I can think of regulations that haven’t been implemented (yet, hopefully) that would go a long way to preventing abuse while still allowing legitimate pain to get treated properly, especially in Canada where we have a single-payer system that theoretically could be better controlled. Making doctors afraid to prescribe useful, efficacious medications is not one of them.
In what way? Criminally responsible? I find that herd to believe.
FWIW, I just called a friend who is an ER nurse in North Carolina, and she says that there the doctor is definitely not responsible for what a patient does with his legally prescribed medications.
What does that have to do with making her wait eleven days?
In general, as long as you’re prescribing appropriate drugs for appropriate conditions, performing due diligence to screen out abusers (checking the narcotic reporting system, doing urine drug tests, getting old records, etc.), and documenting appropriately, you’re OK. Being overly permissive or sloppy about documentation can get you in trouble with the medical board, or it might get your narcotic prescribing privileges revoked, but you’d have to go pretty far before it rose to the level of criminal charges.

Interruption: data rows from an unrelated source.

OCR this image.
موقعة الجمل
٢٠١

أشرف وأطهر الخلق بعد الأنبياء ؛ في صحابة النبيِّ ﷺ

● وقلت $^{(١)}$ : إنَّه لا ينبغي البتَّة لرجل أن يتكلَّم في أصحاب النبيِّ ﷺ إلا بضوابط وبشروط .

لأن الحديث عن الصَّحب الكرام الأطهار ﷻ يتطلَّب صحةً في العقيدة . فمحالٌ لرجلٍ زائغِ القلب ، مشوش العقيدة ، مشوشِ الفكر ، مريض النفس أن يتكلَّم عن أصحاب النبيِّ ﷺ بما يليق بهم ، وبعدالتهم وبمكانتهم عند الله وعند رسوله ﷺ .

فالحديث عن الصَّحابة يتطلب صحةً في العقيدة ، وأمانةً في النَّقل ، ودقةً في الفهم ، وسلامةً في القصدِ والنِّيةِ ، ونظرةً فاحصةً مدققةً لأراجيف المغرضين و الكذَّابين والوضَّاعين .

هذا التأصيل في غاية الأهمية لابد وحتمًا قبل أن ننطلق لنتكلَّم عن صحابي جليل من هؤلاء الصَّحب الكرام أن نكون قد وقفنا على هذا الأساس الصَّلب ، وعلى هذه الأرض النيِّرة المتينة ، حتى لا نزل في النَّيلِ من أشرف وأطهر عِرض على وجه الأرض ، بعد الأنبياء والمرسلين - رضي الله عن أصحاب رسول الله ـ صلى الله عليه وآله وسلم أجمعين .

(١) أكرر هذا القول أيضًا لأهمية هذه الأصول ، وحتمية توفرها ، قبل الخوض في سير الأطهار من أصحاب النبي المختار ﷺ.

There are other reasons why a doc wouldn’t want to be overly permissive with narcotics. Chronic pain can be frustrating and time-consuming to manage, and it’s understandable that a doctor might not want to spend all day every day doing it. The biggest problem (in my area) is that if you are seen as loose with narcotics you’ll be overrun with people looking for them–some obviously legit, some obviously not, but mostly in that vast, undefined middle. Then you have to spend all day sorting through them and fighting with the ones you don’t want to write for. Meanwhile, those obviously non-legit patients are out in your waiting room causing scenes and generally scaring off better patients, hoping that if you won’t believe their bullshit at least you’ll write them something to make them go away.
Not that my experience should be generalized to everywhere; my town is the epicenter of the “hillbilly heroin” epidemic. It’s like having an office on the south side of Chicago and a license to sell crack. So as much as I’d like to not care if Cletus sells his Oxycontin, there are plenty of reasons why I have to.